Carnet d'inspiration d'un styliste : Mitri Hourani

Artiste, créatif, à la tête de sa propre maison d'éditions Boboboom, Mitri Hourani aime les objets qui ont une histoire et sait les mettre en valeur comme personne. Il recycle et travaille sur mesure. Ses clients sont aussi bien les particuliers que les hôtels et les architectes.

Quel est votre parcours ?
Je suis né en Afrique en janvier 1966. Ma jeunesse s’est partagée entre le tumulte urbain de Beyrouth et la vie pleine de liberté que nous offrait la Côte-d’Ivoire. Mon parcours étudiant est très classique. Je me suis installé à Aix-en-Provence à 18 ans où j’ai suivi les cours des Beaux-Arts. Touche-à-tout, styliste-modéliste de formation, j'aime par dessus tout le contact avec les tissus et le travail des matières. 
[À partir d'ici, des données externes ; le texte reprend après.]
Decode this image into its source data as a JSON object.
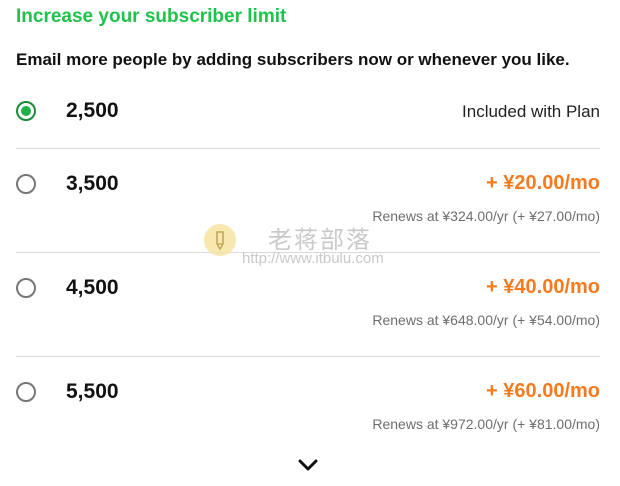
{
  "header": {
    "title": "Increase your subscriber limit",
    "subtitle": "Email more people by adding subscribers now or whenever you like."
  },
  "options": [
    {
      "count": "2,500",
      "note": "Included with Plan",
      "selected": true
    },
    {
      "count": "3,500",
      "price": "+ ¥20.00/mo",
      "renews": "Renews at ¥324.00/yr (+ ¥27.00/mo)",
      "selected": false
    },
    {
      "count": "4,500",
      "price": "+ ¥40.00/mo",
      "renews": "Renews at ¥648.00/yr (+ ¥54.00/mo)",
      "selected": false
    },
    {
      "count": "5,500",
      "price": "+ ¥60.00/mo",
      "renews": "Renews at ¥972.00/yr (+ ¥81.00/mo)",
      "selected": false
    }
  ],
  "watermark": {
    "name": "老蒋部落",
    "url": "http://www.itbulu.com"
  },
  "colors": {
    "title_green": "#1fc24a",
    "radio_selected": "#1fb046",
    "price_orange": "#f47b20",
    "muted_text": "#6e6e6e"
  },
  "icons": {
    "expand": "chevron-down-icon",
    "watermark_logo": "pencil-logo-icon"
  }
}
J’expose au sein du salon international Maison & Objet depuis plus de 22 ans et j’ai reçu en 2002 le Prix "Les Découvertes" pour ma lampe ourson.
Boboboom est né il y a trois ans et demi. Dès le début, je me suis intéressé aux relations qui se posent entre le consommateur, l’acte d’achat et l’environnement. Faut-il absolument produire du "neuf avec du neuf" ou ne peut-on pas redonner vie à des objets/matières qui ont déjà vécu mais qui ont un état intrinsèquement neuf ? Est-ce que je faisais déjà de l’upcycling sans le savoir comme Monsieur Jourdain faisait de la prose ? Je l’ignore. Mais cette marque revendique son ancrage dans les codes du passé et une certaine modernité. Un abat-jour grand-mère ne surprend personne mais il fait naître le sourire lorsque les tissus qui l’habillent sortent complètement de la norme.

Comment vous définissez-vous ? Quel est votre métier ?
Je ne me sens pas et ne me revendique pas designer. Moi, je suis prototypiste ou styliste. Un designer dessine sur une feuille blanche, imagine une forme, part de rien pour arriver à tout. Moi, je pars à la rencontre d’artisans, je les regarde travailler, j’observe leur technique et ensuite seulement, j’imagine un objet qui naîtra de leur savoir-faire ; j’aime détourner un objet de sa fonction première pour lui conférer un autre usage. C’est un autre exercice.

Qu'est-ce qui guide vos choix dans les produits que vous vendez ?
Les produits que nous commercialisons sont ceux dans lesquels nous vivons. Un an, deux ans parfois avant que l’objet ne fasse partie d’une collection, on l’accueille dans notre décor et on le fait vivre. S’il se fait aimer, si on se sent bien avec, si nos amis nous le réclament alors on commence à envisager sa commercialisation.

Vos sources d'inspiration ?
Ce sont la rue, les gens, leur façon de vivre et... ce qu’ils jettent ! Une collection n’est pas une succession d’objets posés l’un à côté de l’autre. C’est une histoire dont chaque création est un élément, comme des comédiens dans une pièce de théâtre.  

Quels sont les objets qui ont marqué votre carrière ?
Je préfère parler de matières... Le cristal, la porcelaine, le canevas, le jean, le bois... 

Qu'aimez-vous en décoration ?
Le détournement, le caractère, l’imagination, la personnalité et l'inattendu. La notion de bon goût est très relative. Pour moi, le mauvais goût n’existe pas. D’une accumulation d’éléments disparates peut naître un goût, un style.

Comment définiriez-vous votre style ? 
Il est collectif dans le sens où il découle de la mémoire commune et difficilement définissable car je veux que les objets soient adoptés par les clients, ils doivent donc prendre leur style. Je veux que mes créations s’intègrent aux ambiances des clients comme si elles en avaient toujours fait partie.

Quelles sont pour vous les nouvelles tendances déco pour 2013 ?
Ça ne veut rien dire "la tendance déco" ! La tendance, elle fait de plus en plus partie de chacun, il y a de plus en plus de mouvements, de chapelles, de dogmes, chacun trace son sillon.

Chez Mitri Hourani pour Noël
J'avais composé un mur de petites maisonnettes de bois dans lesquelles j'avais caché des petits cadeaux pour les amis.


La couleur 2013 ?
Pas une couleur mais je pense que le brillant et l’or reviennent dans une version moins agressive qu’il y a cinq ou six ans. Selon moi, le bling bling devient bobor (bobor = bourgeois boring/ennuyeux) et c’est très intéressant.

Votre dernier achat coup de coeur déco ?
Un seau pour ranger des magazines car je n’en jette aucun !

Les magasins dans lesquels on peut trouver vos créations ?
Elles sont disponibles sur le site www.boboboom.com.